The adoption of digital technologies and IT in healthcare, and the consequent growth in the volume of patient data, presents hospitals with significant challenges in terms of data storage and obsolescence management.
The adoption of digital technologies and IT in healthcare, and the consequent growth in the volume of patient data, presents hospitals with significant challenges in terms of data storage and obsolescence management. Dutch regulations require medical data to be available for 10 to 30 years. This prompted the Maasstad Hospital in Rotterdam to evaluate and identify the costs and risks associated with long-term digital data management as part of plans to move its site in September 2010.
The primary requirement of the six-month evaluation was to meet the hospital's goal of doubling activity without inducing system failure. The total cost of long-term data management was also calculated, with all tasks required to maintain minimum service levels for users taken into account. Additional constraints included compliance with Dutch regulations on healthcare data security, privacy, and retention, as well as vendor neutrality, which was necessary to allow seamless connectivity with a cardiology and a radiology PACS.
This process led to an innovative strategy being adopted: to outsource all IT production systems to a remote data center and to use a hosted archive service (provided by Carestream Health). Over 70 TB of legacy data are being migrated to the vendor-neutral archive service, including radiology, cardiology, and echocardiology examinations, digitized patient records, and a variety of back-office data, such as e-mail. All new data, including 180,000 new radiology studies, are now encrypted and sent to the remote data center too.
A data access point has been installed to connect the local RIS/PACS to the remote data center via a virtual private network (VPN). New studies arriving in the PACS are encrypted and forwarded. Data arriving at the remote archive are copied using two different media for continuity and disaster recovery.
Prior studies can take a few seconds or a few minutes to be delivered, depending on bandwidth to the data center and the volume of images requested. Waiting times can be avoided for patients scheduled on the work list; images are prefetched and made available to the local PACS.
This type of service model has many benefits. Costs are predictable in advance and are incurred in real-time, rather than as a capital expense. The price for outsourcing archive services can be established by either volume of data (GB or TB) or number of studies. The per-study price commonly covers its incorporation in the archive and its retention for an agreed period.
The hospital is also freed from the responsibility and cost of managing hardware and systems obsolescence, including data migration.
Transferring sensitive patient data to a hosted service does not mean losing control. Service providers are usually contracted to provide regular and detailed activity reports on, for instance, the number of studies stored during the previous month, and/or the total volume of data held. Proven IT technologies and secure platforms, the storage of backup copies of information, and the use of VPN tunnels, data encryption, and audit trails should all ensure data security.

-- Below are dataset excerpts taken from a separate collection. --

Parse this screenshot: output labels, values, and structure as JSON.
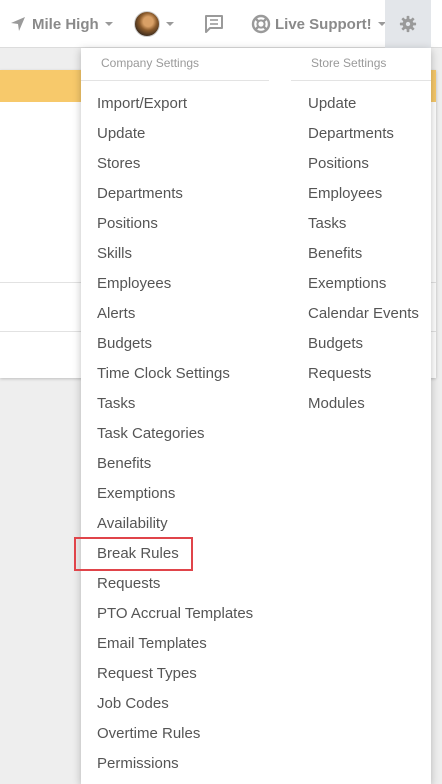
{
  "topbar": {
    "location_label": "Mile High",
    "support_label": "Live Support!",
    "icons": {
      "location": "location-arrow-icon",
      "chat": "chat-icon",
      "support": "lifebuoy-icon",
      "settings": "gear-icon"
    }
  },
  "dropdown": {
    "company_header": "Company Settings",
    "store_header": "Store Settings",
    "company_items": [
      "Import/Export",
      "Update",
      "Stores",
      "Departments",
      "Positions",
      "Skills",
      "Employees",
      "Alerts",
      "Budgets",
      "Time Clock Settings",
      "Tasks",
      "Task Categories",
      "Benefits",
      "Exemptions",
      "Availability",
      "Break Rules",
      "Requests",
      "PTO Accrual Templates",
      "Email Templates",
      "Request Types",
      "Job Codes",
      "Overtime Rules",
      "Permissions"
    ],
    "store_items": [
      "Update",
      "Departments",
      "Positions",
      "Employees",
      "Tasks",
      "Benefits",
      "Exemptions",
      "Calendar Events",
      "Budgets",
      "Requests",
      "Modules"
    ],
    "highlighted_item": "Break Rules"
  },
  "colors": {
    "highlight_border": "#e0444a",
    "banner": "#f7c96b"
  }
}
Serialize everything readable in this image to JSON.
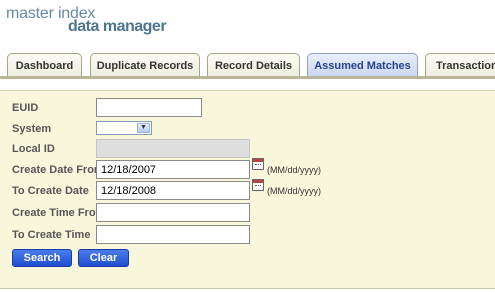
{
  "logo": {
    "line1": "master index",
    "line2": "data manager"
  },
  "tabs": [
    {
      "label": "Dashboard",
      "active": false
    },
    {
      "label": "Duplicate Records",
      "active": false
    },
    {
      "label": "Record Details",
      "active": false
    },
    {
      "label": "Assumed Matches",
      "active": true
    },
    {
      "label": "Transactions",
      "active": false
    }
  ],
  "form": {
    "euid": {
      "label": "EUID",
      "value": ""
    },
    "system": {
      "label": "System",
      "value": ""
    },
    "local_id": {
      "label": "Local ID",
      "value": ""
    },
    "create_date_from": {
      "label": "Create Date From",
      "value": "12/18/2007",
      "hint": "(MM/dd/yyyy)"
    },
    "to_create_date": {
      "label": "To Create Date",
      "value": "12/18/2008",
      "hint": "(MM/dd/yyyy)"
    },
    "create_time_from": {
      "label": "Create Time From",
      "value": ""
    },
    "to_create_time": {
      "label": "To Create Time",
      "value": ""
    }
  },
  "buttons": {
    "search": "Search",
    "clear": "Clear"
  },
  "colors": {
    "panel_bg": "#f8f7dc",
    "active_tab_text": "#27428a",
    "button_blue": "#2857d8"
  }
}
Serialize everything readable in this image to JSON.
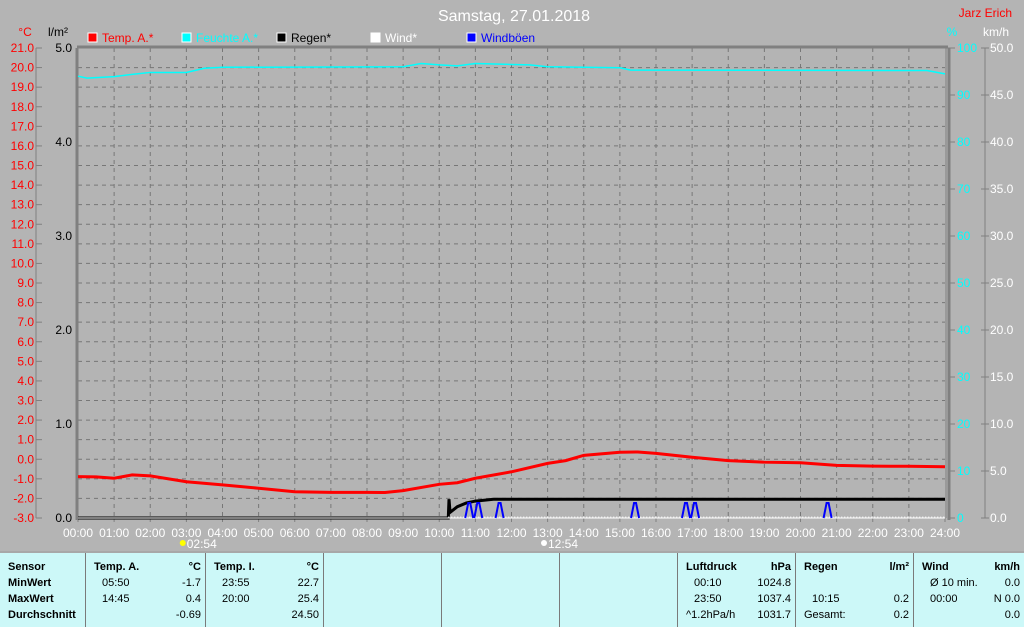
{
  "title": "Samstag, 27.01.2018",
  "station": "Jarz Erich",
  "colors": {
    "temp": "#ff0000",
    "humidity": "#00ffff",
    "rain": "#000000",
    "wind": "#ffffff",
    "gust": "#0000ff",
    "background": "#b4b4b4",
    "table": "#ccf8f8"
  },
  "chart_data": {
    "type": "line",
    "title": "Samstag, 27.01.2018",
    "legend": [
      "Temp. A.*",
      "Feuchte A.*",
      "Regen*",
      "Wind*",
      "Windböen"
    ],
    "legend_placement": "top",
    "grid": true,
    "x_ticks": [
      "00:00",
      "01:00",
      "02:00",
      "03:00",
      "04:00",
      "05:00",
      "06:00",
      "07:00",
      "08:00",
      "09:00",
      "10:00",
      "11:00",
      "12:00",
      "13:00",
      "14:00",
      "15:00",
      "16:00",
      "17:00",
      "18:00",
      "19:00",
      "20:00",
      "21:00",
      "22:00",
      "23:00",
      "24:00"
    ],
    "x_range_hours": [
      0,
      24
    ],
    "axes": {
      "temp": {
        "unit": "°C",
        "range": [
          -3,
          21
        ],
        "ticks": [
          "21.0",
          "20.0",
          "19.0",
          "18.0",
          "17.0",
          "16.0",
          "15.0",
          "14.0",
          "13.0",
          "12.0",
          "11.0",
          "10.0",
          "9.0",
          "8.0",
          "7.0",
          "6.0",
          "5.0",
          "4.0",
          "3.0",
          "2.0",
          "1.0",
          "0.0",
          "-1.0",
          "-2.0",
          "-3.0"
        ]
      },
      "rain": {
        "unit": "l/m²",
        "range": [
          0,
          5
        ],
        "ticks": [
          "5.0",
          "4.0",
          "3.0",
          "2.0",
          "1.0",
          "0.0"
        ]
      },
      "humidity": {
        "unit": "%",
        "range": [
          0,
          100
        ],
        "ticks": [
          "100",
          "90",
          "80",
          "70",
          "60",
          "50",
          "40",
          "30",
          "20",
          "10",
          "0"
        ]
      },
      "wind": {
        "unit": "km/h",
        "range": [
          0,
          50
        ],
        "ticks": [
          "50.0",
          "45.0",
          "40.0",
          "35.0",
          "30.0",
          "25.0",
          "20.0",
          "15.0",
          "10.0",
          "5.0",
          "0.0"
        ]
      }
    },
    "series": [
      {
        "name": "Temp. A.*",
        "axis": "temp",
        "x": [
          0,
          0.5,
          1,
          1.5,
          2,
          3,
          4,
          5,
          6,
          7,
          8,
          8.5,
          9,
          10,
          10.5,
          11,
          12,
          13,
          13.5,
          14,
          15,
          15.5,
          16,
          17,
          18,
          19,
          20,
          21,
          22,
          23,
          24
        ],
        "y": [
          -0.89,
          -0.9,
          -0.97,
          -0.8,
          -0.85,
          -1.15,
          -1.31,
          -1.48,
          -1.66,
          -1.69,
          -1.69,
          -1.7,
          -1.6,
          -1.28,
          -1.2,
          -0.97,
          -0.64,
          -0.21,
          -0.07,
          0.2,
          0.36,
          0.37,
          0.3,
          0.1,
          -0.07,
          -0.15,
          -0.18,
          -0.31,
          -0.35,
          -0.36,
          -0.38
        ]
      },
      {
        "name": "Feuchte A.*",
        "axis": "humidity",
        "x": [
          0,
          0.25,
          1,
          1.5,
          2,
          3,
          3.5,
          4,
          9,
          9.5,
          10,
          10.5,
          11,
          12,
          12.5,
          13,
          15,
          15.3,
          23.5,
          24
        ],
        "y": [
          94.0,
          93.6,
          93.9,
          94.4,
          94.8,
          94.8,
          95.7,
          95.9,
          96.0,
          96.7,
          96.4,
          96.2,
          96.7,
          96.5,
          96.4,
          96.0,
          95.8,
          95.3,
          95.2,
          94.5
        ]
      },
      {
        "name": "Regen*",
        "axis": "rain",
        "x": [
          0,
          10.25,
          10.27,
          10.3,
          10.5,
          10.75,
          11,
          11.5,
          24
        ],
        "y": [
          0,
          0,
          0.2,
          0.06,
          0.12,
          0.16,
          0.18,
          0.2,
          0.2
        ]
      },
      {
        "name": "Wind*",
        "axis": "wind",
        "x": [
          0,
          24
        ],
        "y": [
          0,
          0
        ]
      },
      {
        "name": "Windböen",
        "axis": "wind",
        "peaks_at_hours": [
          10.83,
          11.08,
          11.67,
          15.42,
          16.83,
          17.08,
          20.75
        ],
        "peak_value": 1.6
      }
    ],
    "annotations": [
      {
        "text": "02:54",
        "icon": "sunrise-icon"
      },
      {
        "text": "12:54",
        "icon": "moon-icon"
      }
    ]
  },
  "table": {
    "sensor": {
      "header": "Sensor",
      "rows": [
        "MinWert",
        "MaxWert",
        "Durchschnitt"
      ]
    },
    "columns": [
      {
        "name": "Temp. A.",
        "unit": "°C",
        "min_time": "05:50",
        "min": "-1.7",
        "max_time": "14:45",
        "max": "0.4",
        "avg_label": "",
        "avg": "-0.69"
      },
      {
        "name": "Temp. I.",
        "unit": "°C",
        "min_time": "23:55",
        "min": "22.7",
        "max_time": "20:00",
        "max": "25.4",
        "avg_label": "",
        "avg": "24.50"
      },
      {
        "name": "",
        "unit": "",
        "min_time": "",
        "min": "",
        "max_time": "",
        "max": "",
        "avg_label": "",
        "avg": ""
      },
      {
        "name": "",
        "unit": "",
        "min_time": "",
        "min": "",
        "max_time": "",
        "max": "",
        "avg_label": "",
        "avg": ""
      },
      {
        "name": "",
        "unit": "",
        "min_time": "",
        "min": "",
        "max_time": "",
        "max": "",
        "avg_label": "",
        "avg": ""
      },
      {
        "name": "Luftdruck",
        "unit": "hPa",
        "min_time": "00:10",
        "min": "1024.8",
        "max_time": "23:50",
        "max": "1037.4",
        "avg_label": "^1.2hPa/h",
        "avg": "1031.7"
      },
      {
        "name": "Regen",
        "unit": "l/m²",
        "min_time": "",
        "min": "",
        "max_time": "10:15",
        "max": "0.2",
        "avg_label": "Gesamt:",
        "avg": "0.2"
      },
      {
        "name": "Wind",
        "unit": "km/h",
        "min_time": "Ø 10 min.",
        "min": "0.0",
        "max_time": "00:00",
        "max": "N 0.0",
        "avg_label": "",
        "avg": "0.0"
      }
    ]
  }
}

A hosted archive service need not be more expensive than an onsite archive. Economies of scale will drive costs down as more hospitals adopt this model of outsourced archiving. Some European countries are using this type of service to establish electronic patient records and build national or regional data repositories.
In time, additional services will be launched that relate to workflow management or viewing capabilities. Pay-as-you-go will be introduced, allowing users to concentrate on clinical applications instead of which technology to use. Value-added services such as teleradiology portals, consultation portals, and data mining services will help to improve the quality of care.